No caso do Brasil, a Constituição Federal de 1988 abriu um universo de repercussão dos direitos fundamentais no direito privado, ora com aplicação imediata, ora como fundamento hermenêutico.
O Direito Civil nasce e se legitima na Constituição Federal e, em movimento dinâmico hermenêutico, carrega em seus dispositivos a substância constitucional.
É o Direito Civil em chave constitucional que rompe a dicotomia público-privado e propicia a humanização das relações jurídicas e, por isso mesmo, a pessoa deixa de ser simples sujeito de direito para elevar-se à altura de pessoa humana com dignidade com repercussões nas relações obrigacionais e de direitos reais, familiares e sucessórios.

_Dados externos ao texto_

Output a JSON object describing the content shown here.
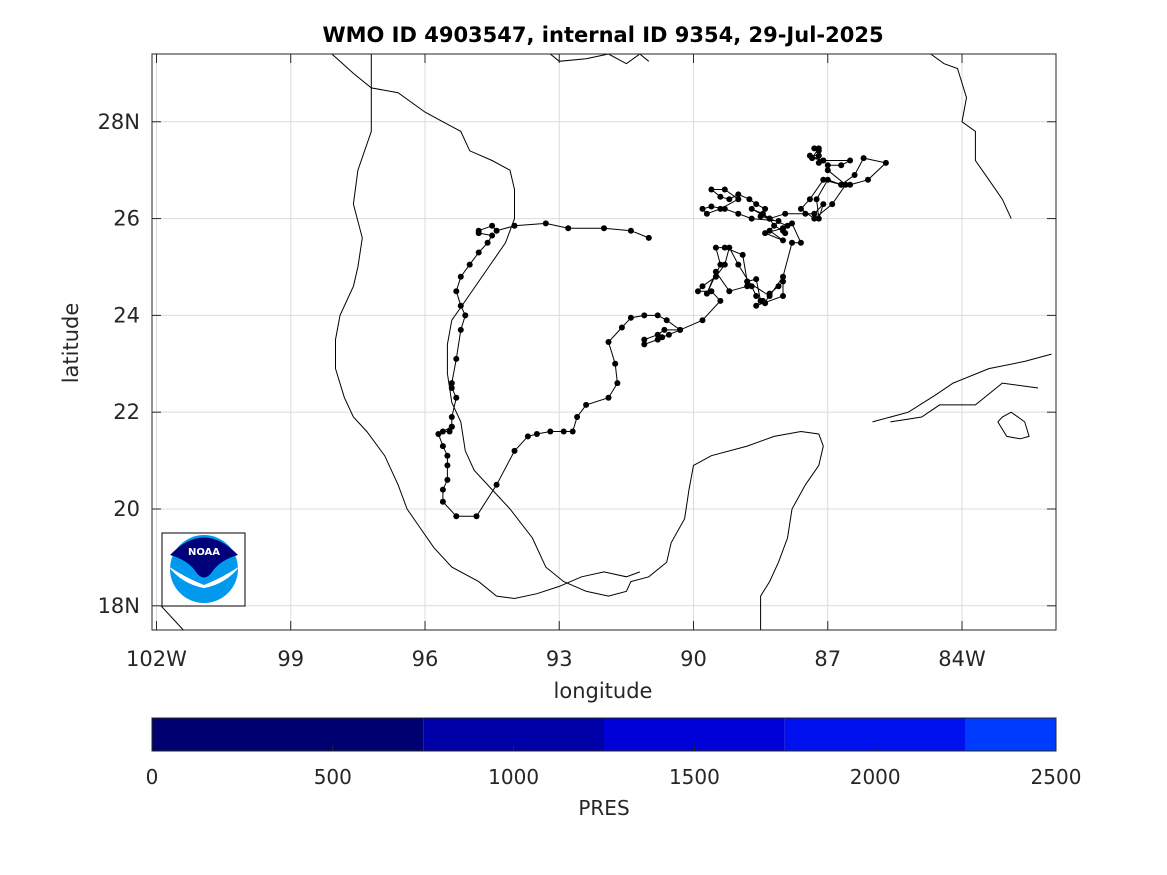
{
  "title": "WMO ID 4903547, internal ID 9354, 29-Jul-2025",
  "logo_text": "NOAA",
  "colors": {
    "track": "#000000",
    "coast": "#000000",
    "grid": "#dcdcdc",
    "logo_dark": "#00007a",
    "logo_light": "#0099ee"
  },
  "chart_data": {
    "type": "scatter",
    "title": "WMO ID 4903547, internal ID 9354, 29-Jul-2025",
    "xlabel": "longitude",
    "ylabel": "latitude",
    "xlim": [
      -102.1,
      -81.9
    ],
    "ylim": [
      17.5,
      29.4
    ],
    "grid": true,
    "x_ticks": [
      {
        "value": -102,
        "label": "102W"
      },
      {
        "value": -99,
        "label": "99"
      },
      {
        "value": -96,
        "label": "96"
      },
      {
        "value": -93,
        "label": "93"
      },
      {
        "value": -90,
        "label": "90"
      },
      {
        "value": -87,
        "label": "87"
      },
      {
        "value": -84,
        "label": "84W"
      }
    ],
    "y_ticks": [
      {
        "value": 18,
        "label": "18N"
      },
      {
        "value": 20,
        "label": "20"
      },
      {
        "value": 22,
        "label": "22"
      },
      {
        "value": 24,
        "label": "24"
      },
      {
        "value": 26,
        "label": "26"
      },
      {
        "value": 28,
        "label": "28N"
      }
    ],
    "track": [
      [
        -91.0,
        25.6
      ],
      [
        -91.4,
        25.75
      ],
      [
        -92.0,
        25.8
      ],
      [
        -92.8,
        25.8
      ],
      [
        -93.3,
        25.9
      ],
      [
        -94.0,
        25.85
      ],
      [
        -94.4,
        25.75
      ],
      [
        -94.5,
        25.85
      ],
      [
        -94.8,
        25.75
      ],
      [
        -94.8,
        25.7
      ],
      [
        -94.5,
        25.65
      ],
      [
        -94.6,
        25.5
      ],
      [
        -94.8,
        25.3
      ],
      [
        -95.0,
        25.05
      ],
      [
        -95.2,
        24.8
      ],
      [
        -95.3,
        24.5
      ],
      [
        -95.2,
        24.2
      ],
      [
        -95.1,
        24.0
      ],
      [
        -95.2,
        23.7
      ],
      [
        -95.3,
        23.1
      ],
      [
        -95.4,
        22.6
      ],
      [
        -95.4,
        22.5
      ],
      [
        -95.3,
        22.3
      ],
      [
        -95.4,
        21.9
      ],
      [
        -95.4,
        21.7
      ],
      [
        -95.45,
        21.6
      ],
      [
        -95.6,
        21.6
      ],
      [
        -95.4,
        21.7
      ],
      [
        -95.7,
        21.55
      ],
      [
        -95.6,
        21.3
      ],
      [
        -95.5,
        21.1
      ],
      [
        -95.5,
        20.9
      ],
      [
        -95.5,
        20.6
      ],
      [
        -95.6,
        20.4
      ],
      [
        -95.6,
        20.15
      ],
      [
        -95.3,
        19.85
      ],
      [
        -94.85,
        19.85
      ],
      [
        -94.4,
        20.5
      ],
      [
        -94.0,
        21.2
      ],
      [
        -93.7,
        21.5
      ],
      [
        -93.5,
        21.55
      ],
      [
        -93.2,
        21.6
      ],
      [
        -92.9,
        21.6
      ],
      [
        -92.7,
        21.6
      ],
      [
        -92.6,
        21.9
      ],
      [
        -92.4,
        22.15
      ],
      [
        -91.9,
        22.3
      ],
      [
        -91.7,
        22.6
      ],
      [
        -91.75,
        23.0
      ],
      [
        -91.9,
        23.45
      ],
      [
        -91.6,
        23.75
      ],
      [
        -91.4,
        23.95
      ],
      [
        -91.1,
        24.0
      ],
      [
        -90.8,
        24.0
      ],
      [
        -90.6,
        23.9
      ],
      [
        -90.3,
        23.7
      ],
      [
        -90.55,
        23.6
      ],
      [
        -90.7,
        23.55
      ],
      [
        -90.8,
        23.5
      ],
      [
        -91.1,
        23.4
      ],
      [
        -91.1,
        23.5
      ],
      [
        -90.8,
        23.6
      ],
      [
        -90.65,
        23.7
      ],
      [
        -90.3,
        23.7
      ],
      [
        -89.8,
        23.9
      ],
      [
        -89.4,
        24.3
      ],
      [
        -89.6,
        24.5
      ],
      [
        -89.9,
        24.5
      ],
      [
        -89.8,
        24.6
      ],
      [
        -89.5,
        24.8
      ],
      [
        -89.3,
        25.05
      ],
      [
        -89.2,
        25.4
      ],
      [
        -89.0,
        25.05
      ],
      [
        -88.7,
        24.6
      ],
      [
        -88.6,
        24.4
      ],
      [
        -88.45,
        24.3
      ],
      [
        -88.4,
        24.25
      ],
      [
        -88.3,
        24.45
      ],
      [
        -88.1,
        24.6
      ],
      [
        -88.0,
        24.7
      ],
      [
        -88.0,
        24.4
      ],
      [
        -88.6,
        24.2
      ],
      [
        -88.5,
        24.3
      ],
      [
        -88.6,
        24.75
      ],
      [
        -88.8,
        24.7
      ],
      [
        -88.8,
        24.6
      ],
      [
        -89.2,
        24.5
      ],
      [
        -89.5,
        24.9
      ],
      [
        -89.7,
        24.45
      ],
      [
        -89.4,
        25.05
      ],
      [
        -89.5,
        25.4
      ],
      [
        -89.3,
        25.4
      ],
      [
        -88.9,
        25.25
      ],
      [
        -88.8,
        24.7
      ],
      [
        -88.3,
        24.4
      ],
      [
        -88.0,
        24.8
      ],
      [
        -87.8,
        25.5
      ],
      [
        -87.6,
        25.5
      ],
      [
        -87.8,
        25.9
      ],
      [
        -88.0,
        25.8
      ],
      [
        -88.4,
        25.7
      ],
      [
        -88.0,
        25.55
      ],
      [
        -88.3,
        25.75
      ],
      [
        -88.1,
        25.95
      ],
      [
        -88.7,
        26.0
      ],
      [
        -89.0,
        26.1
      ],
      [
        -89.3,
        26.2
      ],
      [
        -89.6,
        26.25
      ],
      [
        -89.8,
        26.2
      ],
      [
        -89.7,
        26.1
      ],
      [
        -89.4,
        26.2
      ],
      [
        -89.0,
        26.4
      ],
      [
        -89.3,
        26.6
      ],
      [
        -89.6,
        26.6
      ],
      [
        -89.4,
        26.45
      ],
      [
        -89.2,
        26.4
      ],
      [
        -89.0,
        26.5
      ],
      [
        -88.75,
        26.4
      ],
      [
        -88.6,
        26.3
      ],
      [
        -88.4,
        26.2
      ],
      [
        -88.5,
        26.05
      ],
      [
        -88.3,
        26.0
      ],
      [
        -88.2,
        25.85
      ],
      [
        -88.0,
        25.75
      ],
      [
        -87.95,
        25.7
      ],
      [
        -88.0,
        25.8
      ],
      [
        -87.9,
        25.85
      ],
      [
        -88.3,
        26.0
      ],
      [
        -88.7,
        26.2
      ],
      [
        -88.45,
        26.1
      ],
      [
        -88.3,
        26.0
      ],
      [
        -87.95,
        26.1
      ],
      [
        -87.5,
        26.1
      ],
      [
        -87.3,
        26.1
      ],
      [
        -87.1,
        26.3
      ],
      [
        -87.2,
        26.0
      ],
      [
        -87.25,
        26.4
      ],
      [
        -87.0,
        26.8
      ],
      [
        -86.7,
        26.7
      ],
      [
        -86.5,
        26.7
      ],
      [
        -86.1,
        26.8
      ],
      [
        -85.7,
        27.15
      ],
      [
        -86.2,
        27.25
      ],
      [
        -86.4,
        26.9
      ],
      [
        -86.7,
        26.7
      ],
      [
        -87.1,
        26.8
      ],
      [
        -87.4,
        26.4
      ],
      [
        -87.6,
        26.2
      ],
      [
        -87.3,
        26.0
      ],
      [
        -86.9,
        26.3
      ],
      [
        -86.6,
        26.7
      ],
      [
        -87.0,
        27.0
      ],
      [
        -87.0,
        27.1
      ],
      [
        -86.7,
        27.1
      ],
      [
        -86.5,
        27.2
      ],
      [
        -87.1,
        27.2
      ],
      [
        -87.4,
        27.3
      ],
      [
        -87.2,
        27.3
      ],
      [
        -87.2,
        27.4
      ],
      [
        -87.3,
        27.45
      ],
      [
        -87.2,
        27.45
      ],
      [
        -87.35,
        27.25
      ],
      [
        -87.1,
        27.2
      ],
      [
        -87.2,
        27.15
      ]
    ],
    "coastlines": [
      [
        [
          -98.2,
          29.5
        ],
        [
          -97.9,
          29.25
        ],
        [
          -97.6,
          29.0
        ],
        [
          -97.2,
          28.7
        ],
        [
          -96.6,
          28.6
        ],
        [
          -96.0,
          28.2
        ],
        [
          -95.6,
          28.0
        ],
        [
          -95.2,
          27.8
        ],
        [
          -95.0,
          27.4
        ],
        [
          -94.5,
          27.2
        ],
        [
          -94.1,
          27.0
        ],
        [
          -94.0,
          26.6
        ],
        [
          -94.0,
          26.0
        ],
        [
          -94.2,
          25.5
        ],
        [
          -94.5,
          25.1
        ],
        [
          -94.8,
          24.7
        ],
        [
          -95.1,
          24.3
        ],
        [
          -95.4,
          23.9
        ],
        [
          -95.5,
          23.4
        ],
        [
          -95.5,
          22.8
        ],
        [
          -95.4,
          22.2
        ],
        [
          -95.2,
          21.8
        ],
        [
          -95.1,
          21.2
        ],
        [
          -94.9,
          20.8
        ],
        [
          -94.5,
          20.4
        ],
        [
          -94.1,
          20.0
        ],
        [
          -93.6,
          19.4
        ],
        [
          -93.3,
          18.8
        ],
        [
          -92.9,
          18.5
        ],
        [
          -92.4,
          18.3
        ],
        [
          -91.9,
          18.2
        ],
        [
          -91.5,
          18.3
        ],
        [
          -91.4,
          18.5
        ],
        [
          -91.0,
          18.6
        ],
        [
          -90.6,
          18.9
        ],
        [
          -90.5,
          19.3
        ],
        [
          -90.2,
          19.8
        ],
        [
          -90.1,
          20.4
        ],
        [
          -90.0,
          20.9
        ],
        [
          -89.6,
          21.1
        ],
        [
          -88.8,
          21.3
        ],
        [
          -88.2,
          21.5
        ],
        [
          -87.6,
          21.6
        ],
        [
          -87.2,
          21.55
        ],
        [
          -87.1,
          21.3
        ],
        [
          -87.2,
          20.9
        ],
        [
          -87.5,
          20.5
        ],
        [
          -87.8,
          20.0
        ],
        [
          -87.9,
          19.4
        ],
        [
          -88.1,
          18.9
        ],
        [
          -88.3,
          18.5
        ],
        [
          -88.5,
          18.2
        ],
        [
          -88.5,
          17.5
        ]
      ],
      [
        [
          -97.2,
          29.4
        ],
        [
          -97.2,
          27.8
        ],
        [
          -97.5,
          27.0
        ],
        [
          -97.6,
          26.3
        ],
        [
          -97.4,
          25.6
        ],
        [
          -97.5,
          25.0
        ],
        [
          -97.6,
          24.6
        ],
        [
          -97.9,
          24.0
        ],
        [
          -98.0,
          23.5
        ],
        [
          -98.0,
          22.9
        ],
        [
          -97.8,
          22.3
        ],
        [
          -97.6,
          21.9
        ],
        [
          -97.3,
          21.6
        ],
        [
          -96.9,
          21.1
        ],
        [
          -96.6,
          20.5
        ],
        [
          -96.4,
          20.0
        ],
        [
          -96.1,
          19.6
        ],
        [
          -95.8,
          19.2
        ],
        [
          -95.4,
          18.8
        ],
        [
          -94.8,
          18.5
        ],
        [
          -94.4,
          18.2
        ],
        [
          -94.0,
          18.15
        ],
        [
          -93.5,
          18.25
        ],
        [
          -93.0,
          18.4
        ],
        [
          -92.5,
          18.6
        ],
        [
          -92.0,
          18.7
        ],
        [
          -91.5,
          18.6
        ],
        [
          -91.2,
          18.7
        ]
      ],
      [
        [
          -93.2,
          29.4
        ],
        [
          -93.0,
          29.25
        ],
        [
          -92.4,
          29.3
        ],
        [
          -91.9,
          29.4
        ],
        [
          -91.5,
          29.2
        ],
        [
          -91.2,
          29.4
        ],
        [
          -91.0,
          29.25
        ]
      ],
      [
        [
          -84.7,
          29.4
        ],
        [
          -84.4,
          29.2
        ],
        [
          -84.1,
          29.1
        ],
        [
          -83.9,
          28.5
        ],
        [
          -84.0,
          28.0
        ],
        [
          -83.7,
          27.8
        ],
        [
          -83.7,
          27.2
        ],
        [
          -83.4,
          26.8
        ],
        [
          -83.1,
          26.4
        ],
        [
          -82.9,
          26.0
        ]
      ],
      [
        [
          -86.0,
          21.8
        ],
        [
          -85.2,
          22.0
        ],
        [
          -84.6,
          22.35
        ],
        [
          -84.2,
          22.6
        ],
        [
          -83.4,
          22.9
        ],
        [
          -82.6,
          23.05
        ],
        [
          -82.0,
          23.2
        ]
      ],
      [
        [
          -85.6,
          21.8
        ],
        [
          -84.9,
          21.9
        ],
        [
          -84.5,
          22.15
        ],
        [
          -83.7,
          22.15
        ],
        [
          -83.1,
          22.6
        ],
        [
          -82.3,
          22.5
        ]
      ],
      [
        [
          -83.2,
          21.8
        ],
        [
          -83.0,
          21.5
        ],
        [
          -82.7,
          21.45
        ],
        [
          -82.5,
          21.5
        ],
        [
          -82.6,
          21.8
        ],
        [
          -82.9,
          22.0
        ],
        [
          -83.1,
          21.9
        ],
        [
          -83.2,
          21.8
        ]
      ],
      [
        [
          -101.9,
          18.0
        ],
        [
          -101.4,
          17.5
        ]
      ]
    ]
  },
  "colorbar": {
    "label": "PRES",
    "min": 0,
    "max": 2500,
    "ticks": [
      {
        "value": 0,
        "label": "0"
      },
      {
        "value": 500,
        "label": "500"
      },
      {
        "value": 1000,
        "label": "1000"
      },
      {
        "value": 1500,
        "label": "1500"
      },
      {
        "value": 2000,
        "label": "2000"
      },
      {
        "value": 2500,
        "label": "2500"
      }
    ],
    "segments": [
      {
        "from": 0,
        "to": 750,
        "color": "#000070"
      },
      {
        "from": 750,
        "to": 1250,
        "color": "#0000a8"
      },
      {
        "from": 1250,
        "to": 1750,
        "color": "#0000d8"
      },
      {
        "from": 1750,
        "to": 2250,
        "color": "#0011f0"
      },
      {
        "from": 2250,
        "to": 2500,
        "color": "#003cff"
      }
    ]
  }
}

Assim, os tópicos tratados neste livro, Pessoa, Bens e Fatos Jurídicos são as estruturas básicas do arcabouço civilístico geral como antessala especial, e ganham uma dimensão civil-constitucional, sobretudo, no que respeita às inegociáveis funções sociais do Direito.
Como dito acima, é um livro com caráter introdutório – e não um tratado. É livro, com limites editoriais, para iniciar uma jornada e preparar o leitor para as muitas estradas que se abrem, e para os muitos caminhos que se oferecem aos estudiosos das Ciências Jurídicas e Socias e áreas afins.

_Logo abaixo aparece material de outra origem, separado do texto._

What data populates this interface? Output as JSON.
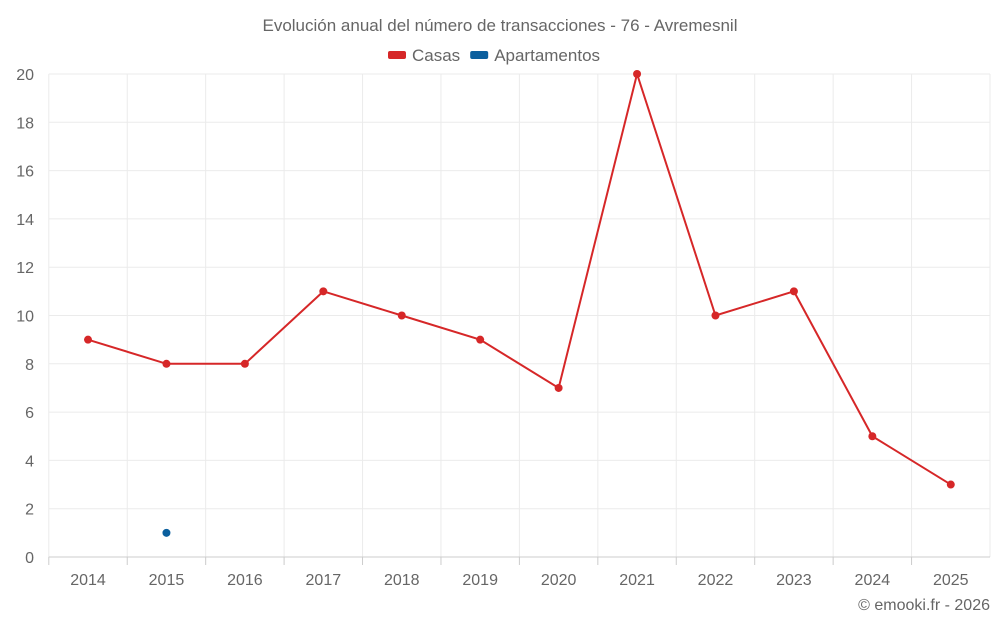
{
  "chart_data": {
    "type": "line",
    "title": "Evolución anual del número de transacciones - 76 - Avremesnil",
    "categories": [
      "2014",
      "2015",
      "2016",
      "2017",
      "2018",
      "2019",
      "2020",
      "2021",
      "2022",
      "2023",
      "2024",
      "2025"
    ],
    "series": [
      {
        "name": "Casas",
        "color": "#d62728",
        "values": [
          9,
          8,
          8,
          11,
          10,
          9,
          7,
          20,
          10,
          11,
          5,
          3
        ]
      },
      {
        "name": "Apartamentos",
        "color": "#0b5f9e",
        "values": [
          null,
          1,
          null,
          null,
          null,
          null,
          null,
          null,
          null,
          null,
          null,
          null
        ]
      }
    ],
    "ylim": [
      0,
      20
    ],
    "yticks": [
      0,
      2,
      4,
      6,
      8,
      10,
      12,
      14,
      16,
      18,
      20
    ],
    "grid": true,
    "legend": "top-center",
    "xlabel": "",
    "ylabel": ""
  },
  "credit": "© emooki.fr - 2026"
}
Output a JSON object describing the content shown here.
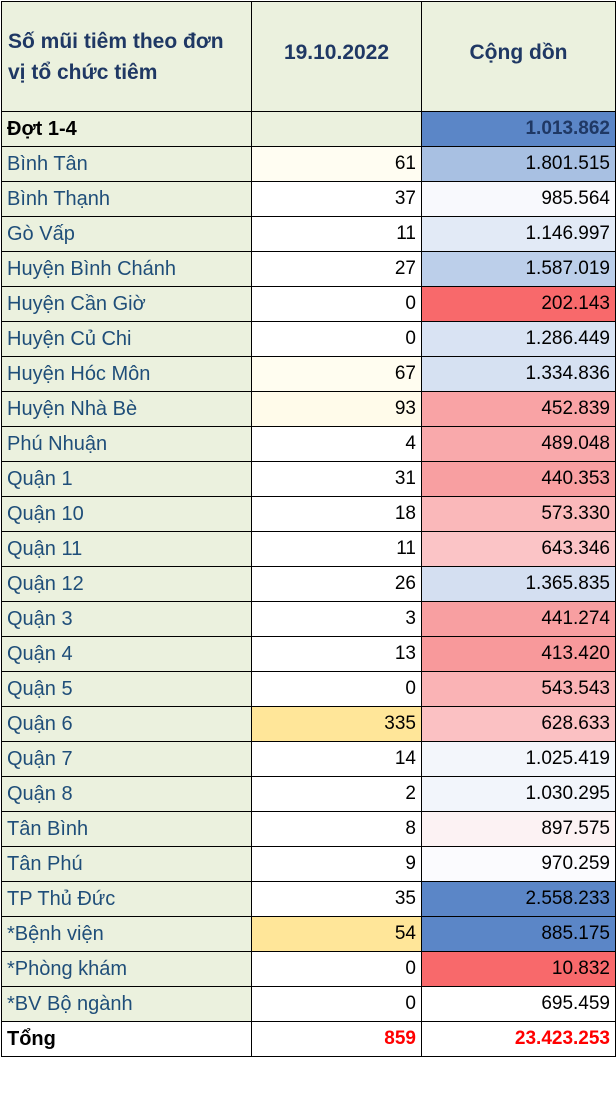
{
  "header": {
    "col1": "Số mũi tiêm theo đơn vị tổ chức tiêm",
    "col2": "19.10.2022",
    "col3": "Cộng dồn"
  },
  "rows": [
    {
      "name": "Đợt 1-4",
      "day": "",
      "cum": "1.013.862",
      "day_bg": "#ebf1de",
      "cum_bg": "#5b86c7",
      "bold": true
    },
    {
      "name": "Bình Tân",
      "day": "61",
      "cum": "1.801.515",
      "day_bg": "#fffdf2",
      "cum_bg": "#a8c0e2"
    },
    {
      "name": "Bình Thạnh",
      "day": "37",
      "cum": "985.564",
      "day_bg": "#ffffff",
      "cum_bg": "#f8f9fd"
    },
    {
      "name": "Gò Vấp",
      "day": "11",
      "cum": "1.146.997",
      "day_bg": "#ffffff",
      "cum_bg": "#e2eaf6"
    },
    {
      "name": "Huyện Bình Chánh",
      "day": "27",
      "cum": "1.587.019",
      "day_bg": "#ffffff",
      "cum_bg": "#bccfea"
    },
    {
      "name": "Huyện Cần Giờ",
      "day": "0",
      "cum": "202.143",
      "day_bg": "#ffffff",
      "cum_bg": "#f8696b"
    },
    {
      "name": "Huyện Củ Chi",
      "day": "0",
      "cum": "1.286.449",
      "day_bg": "#ffffff",
      "cum_bg": "#d9e3f3"
    },
    {
      "name": "Huyện Hóc Môn",
      "day": "67",
      "cum": "1.334.836",
      "day_bg": "#fffdf0",
      "cum_bg": "#d6e1f2"
    },
    {
      "name": "Huyện Nhà Bè",
      "day": "93",
      "cum": "452.839",
      "day_bg": "#fffbea",
      "cum_bg": "#f9a3a5"
    },
    {
      "name": "Phú Nhuận",
      "day": "4",
      "cum": "489.048",
      "day_bg": "#ffffff",
      "cum_bg": "#f9a9ab"
    },
    {
      "name": "Quận 1",
      "day": "31",
      "cum": "440.353",
      "day_bg": "#ffffff",
      "cum_bg": "#f89fa1"
    },
    {
      "name": "Quận 10",
      "day": "18",
      "cum": "573.330",
      "day_bg": "#ffffff",
      "cum_bg": "#fab8ba"
    },
    {
      "name": "Quận 11",
      "day": "11",
      "cum": "643.346",
      "day_bg": "#ffffff",
      "cum_bg": "#fbc4c6"
    },
    {
      "name": "Quận 12",
      "day": "26",
      "cum": "1.365.835",
      "day_bg": "#ffffff",
      "cum_bg": "#d4dff1"
    },
    {
      "name": "Quận 3",
      "day": "3",
      "cum": "441.274",
      "day_bg": "#ffffff",
      "cum_bg": "#f89fa1"
    },
    {
      "name": "Quận 4",
      "day": "13",
      "cum": "413.420",
      "day_bg": "#ffffff",
      "cum_bg": "#f8999b"
    },
    {
      "name": "Quận 5",
      "day": "0",
      "cum": "543.543",
      "day_bg": "#ffffff",
      "cum_bg": "#fab3b5"
    },
    {
      "name": "Quận 6",
      "day": "335",
      "cum": "628.633",
      "day_bg": "#ffe699",
      "cum_bg": "#fbc1c3"
    },
    {
      "name": "Quận 7",
      "day": "14",
      "cum": "1.025.419",
      "day_bg": "#ffffff",
      "cum_bg": "#f3f6fb"
    },
    {
      "name": "Quận 8",
      "day": "2",
      "cum": "1.030.295",
      "day_bg": "#ffffff",
      "cum_bg": "#f2f5fb"
    },
    {
      "name": "Tân Bình",
      "day": "8",
      "cum": "897.575",
      "day_bg": "#ffffff",
      "cum_bg": "#fcf2f3"
    },
    {
      "name": "Tân Phú",
      "day": "9",
      "cum": "970.259",
      "day_bg": "#ffffff",
      "cum_bg": "#fbfbfe"
    },
    {
      "name": "TP Thủ Đức",
      "day": "35",
      "cum": "2.558.233",
      "day_bg": "#ffffff",
      "cum_bg": "#5b86c7"
    },
    {
      "name": "*Bệnh viện",
      "day": "54",
      "cum": "885.175",
      "day_bg": "#ffe699",
      "cum_bg": "#5b86c7"
    },
    {
      "name": "*Phòng khám",
      "day": "0",
      "cum": "10.832",
      "day_bg": "#ffffff",
      "cum_bg": "#f8696b"
    },
    {
      "name": "*BV Bộ ngành",
      "day": "0",
      "cum": "695.459",
      "day_bg": "#ffffff",
      "cum_bg": "#ffffff"
    }
  ],
  "total": {
    "name": "Tổng",
    "day": "859",
    "cum": "23.423.253"
  }
}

A minha satisfação e alegria consistem em colaborar com as sinalizações e orientações introdutórias para a formação jurídica contemporânea humanística, apontando especialmente para a alma de todo o Direito que é a humanidade, a pessoa humana, nacional ou migrante, na plenitude da sua dignidade, pessoa que não existe para o Direito, mas para quem o Direito existe, evolui e se humaniza.
Enfim, o que se espera nesta senda é avançar no sistema de Direito Civil e, muito além dos Institutos civilísticos, chegar aos fundamentos civilizatórios, como parece evidente se considerarmos a história jurídica brasil(eira), sobretudo, no campo do direito civil com as dificuldades em se tratar do tema por conta de usos e abusos de toda sorte ao longo do século XIX.
Foi muito difícil, após a Independência política do Brasil, chegar a um Código Civil (quase cem anos depois, em 1916) e, há 20 anos, às pressas, desengavetar e aprovar o antigo texto do presente CC/02.
Portanto, não deve (ou não deveria) ser difícil, atualmente, buscar e estabelecer parâmetros constitucionais, humanistas e civilizatórios para o Direito Civil, mantendo, contudo, sua dignidade histórica e sistêmica. É o caminho irresistível do devir e da perfectibilidade das relações humanas civilísticas, digo, civilizatórias.